Миронова подняла руку:
— Нинель Фёдоровна сказала: «Подышим, погуляем в осеннем лесу!»
Острая наблюдательность подсказала мне, что Миронова не боится: она просто и на расстоянии подчинялась классной руководительнице. Такой у неё был характер.
— Сначала — подышим воздухом, которым дышал Гл. Бородаев! — ответил я ей.
— А как мы туда попадём, в эту дачу? — спокойно спросил Принц Датский.
— Дверь открыта, — сказал Глеб. — Я же предупредил, что мы будем. Вчера по междугородной…
— Пошли! — крикнул я. — Не бойтесь!
И первым вошёл в дачу.
Там было тихо. Только сверху раздавалось какое-то бормотание. Все застыли. Я тоже вздрогнул… Но даже опытный глаз не смог бы этого определить: я вздрогнул внутренне, про себя.

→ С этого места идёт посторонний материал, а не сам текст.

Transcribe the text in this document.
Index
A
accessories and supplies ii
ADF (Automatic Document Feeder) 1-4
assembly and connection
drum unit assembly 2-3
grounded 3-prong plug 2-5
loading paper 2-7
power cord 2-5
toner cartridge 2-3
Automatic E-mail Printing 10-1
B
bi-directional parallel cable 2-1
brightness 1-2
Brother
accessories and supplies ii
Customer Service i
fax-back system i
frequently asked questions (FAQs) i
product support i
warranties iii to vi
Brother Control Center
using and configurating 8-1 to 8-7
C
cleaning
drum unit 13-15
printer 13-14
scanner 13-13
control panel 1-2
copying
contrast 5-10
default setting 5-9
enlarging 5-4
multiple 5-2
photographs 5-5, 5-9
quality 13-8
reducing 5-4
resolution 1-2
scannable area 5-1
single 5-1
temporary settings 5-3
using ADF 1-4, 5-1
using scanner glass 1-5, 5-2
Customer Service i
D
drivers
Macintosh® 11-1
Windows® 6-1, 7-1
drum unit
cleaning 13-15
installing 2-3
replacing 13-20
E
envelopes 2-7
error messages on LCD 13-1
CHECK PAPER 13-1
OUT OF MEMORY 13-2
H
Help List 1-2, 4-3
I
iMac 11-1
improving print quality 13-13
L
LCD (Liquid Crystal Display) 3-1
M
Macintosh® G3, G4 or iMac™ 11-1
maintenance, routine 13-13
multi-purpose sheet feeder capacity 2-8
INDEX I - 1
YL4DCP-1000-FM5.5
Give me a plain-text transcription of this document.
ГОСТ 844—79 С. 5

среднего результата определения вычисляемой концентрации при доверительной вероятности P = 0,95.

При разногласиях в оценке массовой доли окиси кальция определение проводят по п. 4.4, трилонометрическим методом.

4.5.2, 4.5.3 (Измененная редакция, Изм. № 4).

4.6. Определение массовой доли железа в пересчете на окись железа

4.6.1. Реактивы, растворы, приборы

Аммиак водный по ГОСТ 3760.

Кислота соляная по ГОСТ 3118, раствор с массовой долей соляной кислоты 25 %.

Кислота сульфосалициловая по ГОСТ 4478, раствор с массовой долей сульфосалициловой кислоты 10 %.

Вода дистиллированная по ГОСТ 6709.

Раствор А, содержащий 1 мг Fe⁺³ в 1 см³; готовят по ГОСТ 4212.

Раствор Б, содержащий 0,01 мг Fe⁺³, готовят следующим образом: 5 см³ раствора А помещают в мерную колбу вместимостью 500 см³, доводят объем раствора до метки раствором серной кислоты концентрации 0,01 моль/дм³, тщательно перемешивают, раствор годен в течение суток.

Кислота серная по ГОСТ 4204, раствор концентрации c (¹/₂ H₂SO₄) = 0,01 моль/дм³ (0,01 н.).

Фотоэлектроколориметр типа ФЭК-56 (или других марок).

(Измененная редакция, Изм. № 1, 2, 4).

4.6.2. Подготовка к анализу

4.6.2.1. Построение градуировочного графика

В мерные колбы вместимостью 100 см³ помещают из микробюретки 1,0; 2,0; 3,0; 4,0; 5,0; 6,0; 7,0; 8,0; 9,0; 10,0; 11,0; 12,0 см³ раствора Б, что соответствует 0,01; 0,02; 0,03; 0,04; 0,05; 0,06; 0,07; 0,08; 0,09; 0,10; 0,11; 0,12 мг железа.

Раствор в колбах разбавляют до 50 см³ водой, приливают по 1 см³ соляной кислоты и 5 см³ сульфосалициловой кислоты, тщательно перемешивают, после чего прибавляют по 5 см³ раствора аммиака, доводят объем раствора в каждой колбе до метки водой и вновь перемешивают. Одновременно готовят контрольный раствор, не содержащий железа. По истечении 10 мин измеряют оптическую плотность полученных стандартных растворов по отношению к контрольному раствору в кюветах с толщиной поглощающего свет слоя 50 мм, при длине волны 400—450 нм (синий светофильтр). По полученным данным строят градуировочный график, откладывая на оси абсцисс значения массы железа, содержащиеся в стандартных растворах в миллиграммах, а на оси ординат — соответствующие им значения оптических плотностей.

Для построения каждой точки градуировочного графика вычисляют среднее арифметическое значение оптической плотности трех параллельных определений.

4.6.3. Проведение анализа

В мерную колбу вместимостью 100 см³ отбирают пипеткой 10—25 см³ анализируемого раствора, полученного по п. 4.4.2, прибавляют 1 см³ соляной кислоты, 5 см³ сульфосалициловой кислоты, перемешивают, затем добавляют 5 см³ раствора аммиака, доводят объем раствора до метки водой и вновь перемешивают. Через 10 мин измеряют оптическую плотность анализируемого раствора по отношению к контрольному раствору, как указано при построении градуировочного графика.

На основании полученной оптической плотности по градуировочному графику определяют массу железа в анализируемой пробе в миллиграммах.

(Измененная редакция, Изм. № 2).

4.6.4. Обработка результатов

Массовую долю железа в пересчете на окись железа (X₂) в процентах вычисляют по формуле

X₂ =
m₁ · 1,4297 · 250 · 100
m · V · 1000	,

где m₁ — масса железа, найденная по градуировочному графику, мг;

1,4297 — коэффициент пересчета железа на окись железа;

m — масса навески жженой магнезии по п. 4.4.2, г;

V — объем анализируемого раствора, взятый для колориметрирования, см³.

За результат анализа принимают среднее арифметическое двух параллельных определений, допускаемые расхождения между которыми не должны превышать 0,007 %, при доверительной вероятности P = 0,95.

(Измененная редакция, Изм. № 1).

— Это племянник хозяйки, Григорий, — сообщил Глеб почему-то не сразу. — Он сторожит все дачи в посёлке. Он ждёт нас… И всё нам расскажет.
«Та самая лестница! — подумал я. — „Ворчливоскрипучая“, как написано в повести. По ней в новогоднюю ночь шёл Дачник после своей последней прогулки. Больше он не гулял!..»

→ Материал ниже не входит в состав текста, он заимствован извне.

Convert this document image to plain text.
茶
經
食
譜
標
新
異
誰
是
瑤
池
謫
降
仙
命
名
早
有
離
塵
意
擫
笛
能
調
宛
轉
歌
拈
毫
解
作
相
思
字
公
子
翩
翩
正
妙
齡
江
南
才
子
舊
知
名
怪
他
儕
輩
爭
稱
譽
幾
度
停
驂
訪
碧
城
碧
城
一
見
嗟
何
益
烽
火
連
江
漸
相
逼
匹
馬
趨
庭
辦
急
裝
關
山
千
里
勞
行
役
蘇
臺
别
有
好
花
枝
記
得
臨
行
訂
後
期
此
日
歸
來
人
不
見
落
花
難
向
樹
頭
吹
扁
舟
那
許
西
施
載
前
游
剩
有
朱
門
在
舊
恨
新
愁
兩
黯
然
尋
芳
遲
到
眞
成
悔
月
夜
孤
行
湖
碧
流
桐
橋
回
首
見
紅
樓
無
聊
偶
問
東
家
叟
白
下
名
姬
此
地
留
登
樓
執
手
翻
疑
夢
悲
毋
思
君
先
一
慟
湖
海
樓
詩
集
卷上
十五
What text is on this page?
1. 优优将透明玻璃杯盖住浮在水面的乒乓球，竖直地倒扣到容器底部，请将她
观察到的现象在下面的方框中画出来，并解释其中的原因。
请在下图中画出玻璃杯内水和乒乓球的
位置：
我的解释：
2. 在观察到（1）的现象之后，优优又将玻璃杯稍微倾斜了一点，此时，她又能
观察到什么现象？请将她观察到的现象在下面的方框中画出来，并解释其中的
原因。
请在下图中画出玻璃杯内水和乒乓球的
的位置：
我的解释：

Мы стали подниматься по «ворчливо-скрипучей» лестнице. Она не скрипела. «Понятно: авторский домысел!»— сказал я себе.
Сверху из комнаты стали ясно доноситься слова:
— Вы так?.. А мы вас — бац по загривку! Вы всё-таки трепыхаетесь? А мы вас — по шее трах!..
Покойник остановился. За ним и все остальные.
Сверху неслось:
— Ах, вы ещё живы? Тогда получите! И ещё, и ещё, и ещё!
— Что там происходит? — спросил Покойник.
— Может быть, надо помочь? — воскликнул я. Бросил прощальный взгляд на Наташу и кинулся наверх.
Дверь угловой комнаты была приоткрыта. Племянник Григорий играл сам с собой «в дурачка». Он «ходил» и за себя и за противника, которого не было.
— Ах, вы ещё дышите? Вот вам! Вот вам ещё!
Он стал подкидывать «королей».
— Сюда! Смелее сюда!.. — крикнул я, словно взобрался на вершину горы, а остальные были ещё где-то на склоне.
Миронова зашагала: она подчинялась командам.
Глеб тоже взбежал наверх. Поднялась и Наташа. Принц Датский прикрывал собою Покойника.
Племянник Григорий повернул голову к нам и погасил папиросу прямо об стол, на котором лежали карты.